Determinants of a healthy life
These public lectures explore the genome and explain why your DNA can influence your health and why your gut microbiome is so important.
The power and potential of the gut microbiome
Professor Wayne Cutfield, Dr Justin O'Sullivan, Dr Ben Albert
A ground-breaking study is underway that might just be the simplest way to treat the obesity crisis.
Gut bacteria taken from healthy donors – cleaned, encapsulated, and swallowed with a glass of water – could be the key to weight loss. The researchers behind the so-called 'Gut Bugs' trial think one treatment alone could be enough to change the course of a person's obesity, so they're trialing it in very overweight teenagers. This fascinating public lecture explains the science behind the trial and just how clever your resident bacteria are.
Can your gut bacteria set a blueprint for diabetes?
PhD candidate Thilini Vidanelage
Study shows that gut bacteria differs in babies, and this can affect whether they are likely to suffer from certain health issues such as diabetes later on in life.

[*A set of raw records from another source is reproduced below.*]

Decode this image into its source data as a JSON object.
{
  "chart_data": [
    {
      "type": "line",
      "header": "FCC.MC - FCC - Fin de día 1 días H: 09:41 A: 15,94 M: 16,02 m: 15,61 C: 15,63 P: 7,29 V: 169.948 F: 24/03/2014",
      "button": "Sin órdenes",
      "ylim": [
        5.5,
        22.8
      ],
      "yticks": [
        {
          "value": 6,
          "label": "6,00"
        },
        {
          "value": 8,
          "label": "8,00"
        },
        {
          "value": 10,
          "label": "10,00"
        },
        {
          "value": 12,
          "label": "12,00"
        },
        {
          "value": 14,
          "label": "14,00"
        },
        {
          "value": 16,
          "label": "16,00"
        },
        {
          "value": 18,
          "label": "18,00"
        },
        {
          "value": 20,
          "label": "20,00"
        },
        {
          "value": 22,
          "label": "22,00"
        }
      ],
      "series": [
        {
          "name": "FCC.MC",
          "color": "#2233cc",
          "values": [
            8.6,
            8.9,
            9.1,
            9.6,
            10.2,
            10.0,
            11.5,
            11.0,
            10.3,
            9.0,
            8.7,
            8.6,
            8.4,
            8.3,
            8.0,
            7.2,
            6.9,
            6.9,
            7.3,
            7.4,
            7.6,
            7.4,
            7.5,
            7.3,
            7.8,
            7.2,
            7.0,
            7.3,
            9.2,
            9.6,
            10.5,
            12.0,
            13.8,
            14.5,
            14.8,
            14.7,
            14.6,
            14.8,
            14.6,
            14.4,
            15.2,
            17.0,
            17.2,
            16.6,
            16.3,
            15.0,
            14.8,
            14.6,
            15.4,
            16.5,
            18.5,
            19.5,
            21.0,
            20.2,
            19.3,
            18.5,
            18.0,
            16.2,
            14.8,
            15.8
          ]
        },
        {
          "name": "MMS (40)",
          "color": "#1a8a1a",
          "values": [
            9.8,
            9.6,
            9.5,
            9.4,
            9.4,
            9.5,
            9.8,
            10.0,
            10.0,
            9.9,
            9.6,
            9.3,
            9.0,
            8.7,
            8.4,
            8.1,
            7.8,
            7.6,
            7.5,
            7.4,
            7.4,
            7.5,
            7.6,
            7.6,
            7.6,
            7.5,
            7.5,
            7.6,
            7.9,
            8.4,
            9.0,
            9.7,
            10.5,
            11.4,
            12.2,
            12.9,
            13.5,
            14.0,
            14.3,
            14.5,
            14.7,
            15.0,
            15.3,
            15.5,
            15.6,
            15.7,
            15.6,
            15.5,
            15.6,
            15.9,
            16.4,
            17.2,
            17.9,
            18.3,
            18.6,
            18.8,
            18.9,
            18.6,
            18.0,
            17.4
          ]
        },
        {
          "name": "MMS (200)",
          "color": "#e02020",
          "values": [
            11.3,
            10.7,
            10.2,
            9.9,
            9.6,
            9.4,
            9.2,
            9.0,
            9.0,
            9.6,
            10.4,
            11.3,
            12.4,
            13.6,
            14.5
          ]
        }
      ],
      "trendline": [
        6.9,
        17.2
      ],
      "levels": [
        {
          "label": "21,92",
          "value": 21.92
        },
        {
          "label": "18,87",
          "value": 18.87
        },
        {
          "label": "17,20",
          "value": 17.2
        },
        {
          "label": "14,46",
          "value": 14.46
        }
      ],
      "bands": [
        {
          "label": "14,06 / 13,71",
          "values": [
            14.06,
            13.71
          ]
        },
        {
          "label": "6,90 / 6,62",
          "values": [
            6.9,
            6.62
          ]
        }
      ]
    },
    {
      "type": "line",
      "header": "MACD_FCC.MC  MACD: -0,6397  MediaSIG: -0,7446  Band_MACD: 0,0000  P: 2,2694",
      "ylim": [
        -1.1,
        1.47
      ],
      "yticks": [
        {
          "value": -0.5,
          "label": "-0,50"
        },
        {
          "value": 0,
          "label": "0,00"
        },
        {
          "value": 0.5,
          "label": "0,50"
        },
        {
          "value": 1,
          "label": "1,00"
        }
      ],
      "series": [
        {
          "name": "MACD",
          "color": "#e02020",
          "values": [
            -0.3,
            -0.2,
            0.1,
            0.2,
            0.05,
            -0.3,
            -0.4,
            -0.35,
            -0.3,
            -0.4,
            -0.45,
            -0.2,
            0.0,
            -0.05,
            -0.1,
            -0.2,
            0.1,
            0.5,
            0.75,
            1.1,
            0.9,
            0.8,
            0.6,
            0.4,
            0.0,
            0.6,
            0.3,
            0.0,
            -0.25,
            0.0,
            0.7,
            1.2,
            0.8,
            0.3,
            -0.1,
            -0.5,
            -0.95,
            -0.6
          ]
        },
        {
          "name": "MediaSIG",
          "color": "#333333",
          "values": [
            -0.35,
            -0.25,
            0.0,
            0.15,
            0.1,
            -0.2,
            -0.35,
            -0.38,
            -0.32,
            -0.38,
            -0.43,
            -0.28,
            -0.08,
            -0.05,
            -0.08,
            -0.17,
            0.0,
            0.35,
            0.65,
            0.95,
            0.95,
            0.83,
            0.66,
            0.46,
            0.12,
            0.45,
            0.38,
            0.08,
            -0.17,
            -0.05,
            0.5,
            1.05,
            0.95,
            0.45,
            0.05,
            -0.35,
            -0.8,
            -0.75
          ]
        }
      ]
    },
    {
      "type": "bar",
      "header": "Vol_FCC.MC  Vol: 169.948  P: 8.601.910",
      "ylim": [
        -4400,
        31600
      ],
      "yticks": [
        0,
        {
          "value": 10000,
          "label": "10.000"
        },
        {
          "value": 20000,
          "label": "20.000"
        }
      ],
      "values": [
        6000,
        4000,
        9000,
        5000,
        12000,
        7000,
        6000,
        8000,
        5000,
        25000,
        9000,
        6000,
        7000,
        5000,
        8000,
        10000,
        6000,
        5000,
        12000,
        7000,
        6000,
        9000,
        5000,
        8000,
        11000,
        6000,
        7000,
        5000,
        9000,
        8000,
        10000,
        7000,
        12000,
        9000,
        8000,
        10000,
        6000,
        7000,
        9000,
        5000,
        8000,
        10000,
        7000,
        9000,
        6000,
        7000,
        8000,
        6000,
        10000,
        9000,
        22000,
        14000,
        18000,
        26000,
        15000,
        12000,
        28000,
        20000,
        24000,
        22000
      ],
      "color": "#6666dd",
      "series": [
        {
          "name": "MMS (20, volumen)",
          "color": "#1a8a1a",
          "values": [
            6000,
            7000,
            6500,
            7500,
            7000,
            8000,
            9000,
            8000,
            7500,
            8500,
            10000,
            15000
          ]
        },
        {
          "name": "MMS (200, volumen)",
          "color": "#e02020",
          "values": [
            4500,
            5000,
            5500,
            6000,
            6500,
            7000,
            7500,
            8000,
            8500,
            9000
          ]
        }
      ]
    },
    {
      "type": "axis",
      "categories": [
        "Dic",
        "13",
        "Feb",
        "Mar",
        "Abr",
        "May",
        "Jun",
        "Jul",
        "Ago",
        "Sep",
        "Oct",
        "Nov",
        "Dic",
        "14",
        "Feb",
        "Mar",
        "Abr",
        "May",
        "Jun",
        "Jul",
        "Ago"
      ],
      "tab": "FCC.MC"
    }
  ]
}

You may have seen in the media that there has been a lot of discussion about gut health and how it can influence the health of the entire body. The effect of gut bacteria – microbiome – health in children as young as preterm babies can influence the development of obesity, Type 2 diabetes and heart disease.
In this presentation, Thilini Maddegoda Vidanelage explains how she examined the gut microbiome. She looks at how the microbiome differs in pre and full-term babies, and why this affects insulin resistance.
How does a genome’s structure affect your chance of developing disease?
Senior Research Fellow Dr Justin O’Sullivan
Molecular biologist Dr O’Sullivan explores the impact of your DNA’s ‘packaging’ on your growth, learning and health.
An expert in epigenetics, Dr O’Sullivan has been studying how the structure of a genome can influence long-term health outcomes.
In this fascinating presentation Dr O’Sullivan demonstrates how DNA is wrapped and folded in our cells. He explains how this ‘packaging’ modifies the personal DNA sequence that contributes to your growth and learning, and how it affects your chances of developing diseases like obesity and diabetes.